India’s inflation dipped to 4.31 percent for the first time in five months in January compared with 5.22 percent in the previous month, as food inflation eased further in the month, according to data released by the government on February 12.
The decline in inflation comes just a week after the Reserve Bank of India’s Monetary Policy Committee delivered the first rate cut in five years and sets the tone for future cuts if prices stay around the 4 percent target.
"Overall, we expect the inflation trajectory to remain benign in the months ahead to provide room for another 25bp of rate cut by the MPC. However, the pace of INR depreciation will need to be closely watched for spill overs on domestic inflation," said Upasna Bhardwaj, Chief Economist, Kotak Mahindra Bank.
Economists note that tepid growth may also provide room for a rate cut.
"Looking ahead, ICRA believes that the growth-inflation outlook suggests that there is room for another 25 bps rate cut in either the April or the June 2025 meetings.

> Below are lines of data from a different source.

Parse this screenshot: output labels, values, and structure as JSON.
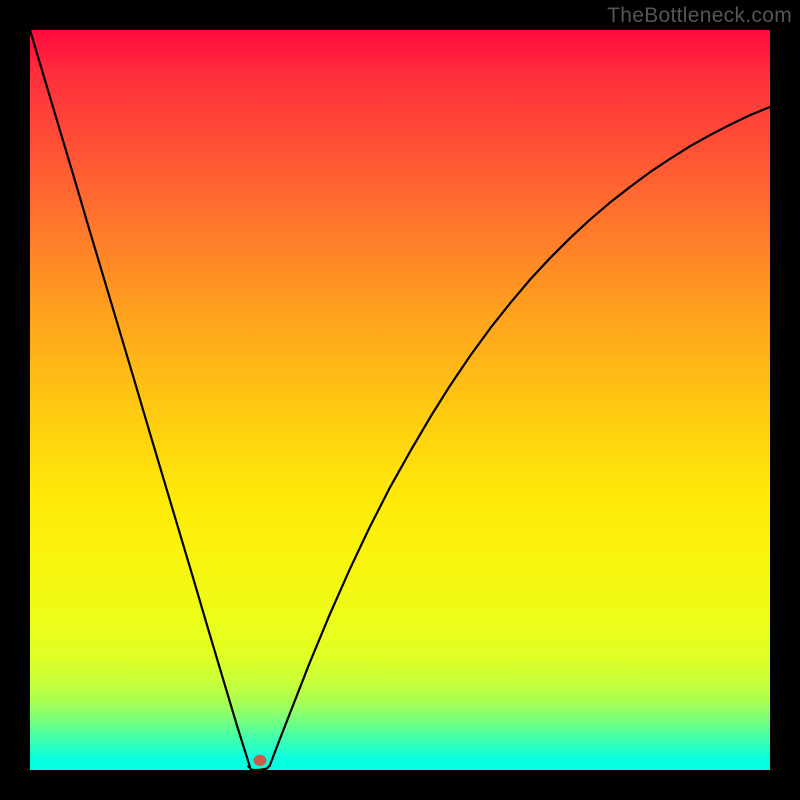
{
  "watermark": "TheBottleneck.com",
  "marker": {
    "color": "#cc5a44",
    "x_frac": 0.3108,
    "y_frac": 0.987
  },
  "chart_data": {
    "type": "line",
    "title": "",
    "xlabel": "",
    "ylabel": "",
    "xlim": [
      0,
      1
    ],
    "ylim": [
      0,
      1
    ],
    "grid": false,
    "series": [
      {
        "name": "left-branch",
        "x": [
          0.0,
          0.02,
          0.04,
          0.06,
          0.08,
          0.1,
          0.12,
          0.14,
          0.16,
          0.18,
          0.2,
          0.22,
          0.24,
          0.26,
          0.28,
          0.297
        ],
        "y": [
          1.0,
          0.933,
          0.866,
          0.799,
          0.731,
          0.664,
          0.597,
          0.53,
          0.462,
          0.395,
          0.328,
          0.261,
          0.193,
          0.126,
          0.059,
          0.005
        ]
      },
      {
        "name": "right-branch",
        "x": [
          0.324,
          0.337,
          0.351,
          0.378,
          0.405,
          0.432,
          0.459,
          0.486,
          0.514,
          0.541,
          0.568,
          0.595,
          0.622,
          0.649,
          0.676,
          0.703,
          0.73,
          0.757,
          0.784,
          0.811,
          0.838,
          0.865,
          0.892,
          0.919,
          0.946,
          0.973,
          1.0
        ],
        "y": [
          0.006,
          0.04,
          0.076,
          0.145,
          0.21,
          0.271,
          0.328,
          0.381,
          0.431,
          0.477,
          0.52,
          0.56,
          0.597,
          0.631,
          0.663,
          0.692,
          0.719,
          0.744,
          0.767,
          0.788,
          0.808,
          0.826,
          0.843,
          0.858,
          0.872,
          0.885,
          0.896
        ]
      },
      {
        "name": "bottom-bridge",
        "x": [
          0.295,
          0.3,
          0.31,
          0.32,
          0.324
        ],
        "y": [
          0.005,
          0.0,
          0.0,
          0.002,
          0.006
        ]
      }
    ],
    "annotations": []
  }
}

The exact timing of the same would depend on the incoming data, global developments, and the movements in the USD/INR pair," said Aditi Nayar, chief economist, Icra.
The policy rate now stands at 6.25 percent compared with 6.5 percent earlier.
Food dips, core holds
Food inflation declined to 6 percent in January, dipping below the 8 percent mark for the first time in four months, as cereals, vegetables and pulses continued their downward march.
Cereal inflation eased to 6.24 percent in January compared with 6.5 percent in the previous month, while vegetables inflation witnessed a drastic decline to 11.4 percent from 26.6 percent.
Pulses and products inflation was lower at 2.59 percent from 3.83 percent compared with the previous month.
Eggs inflation was at a 27 month low. However, oil and fruits inflation rose to double digits.
Fruits inflation was at a near five year high of 12.2 percent, while oil inflation was at a near three year high at 15.6 percent.
Inflation in miscellaneous products, which constitutes a high proportion of core inflation, rose to 4.35 percent from 4.19 percent in the previous month.
Lower ahead
Inflation is likely to settle at lower levels in the coming months, with RBI projecting 4.4 percent average in the fourth quarter, staying at 4.5 percent in Q1FY25, but further easing to 4 percent in Q2 and 3.8 percent in the third quarter.
"Sustained decline in cereals inflation is expected to give relief both to the consumers as well as the government. The decline in vegetables inflation is expected to continue in the next couple of months leading to inflation in February and March 2025 to be in the 3.9%-4.0% range," said Paras Jasrai, senior analyst, India Ratings and Research.
An earlier analysis by Moneycontrol found that inflation has rarely stayed around the RBI’s target range of 4 percent.
Of the 102 months since MPC was announced in July 2016, inflation has been around 4 percent target (0.3 percent above or below) only 13 times and never for more than two months in a go.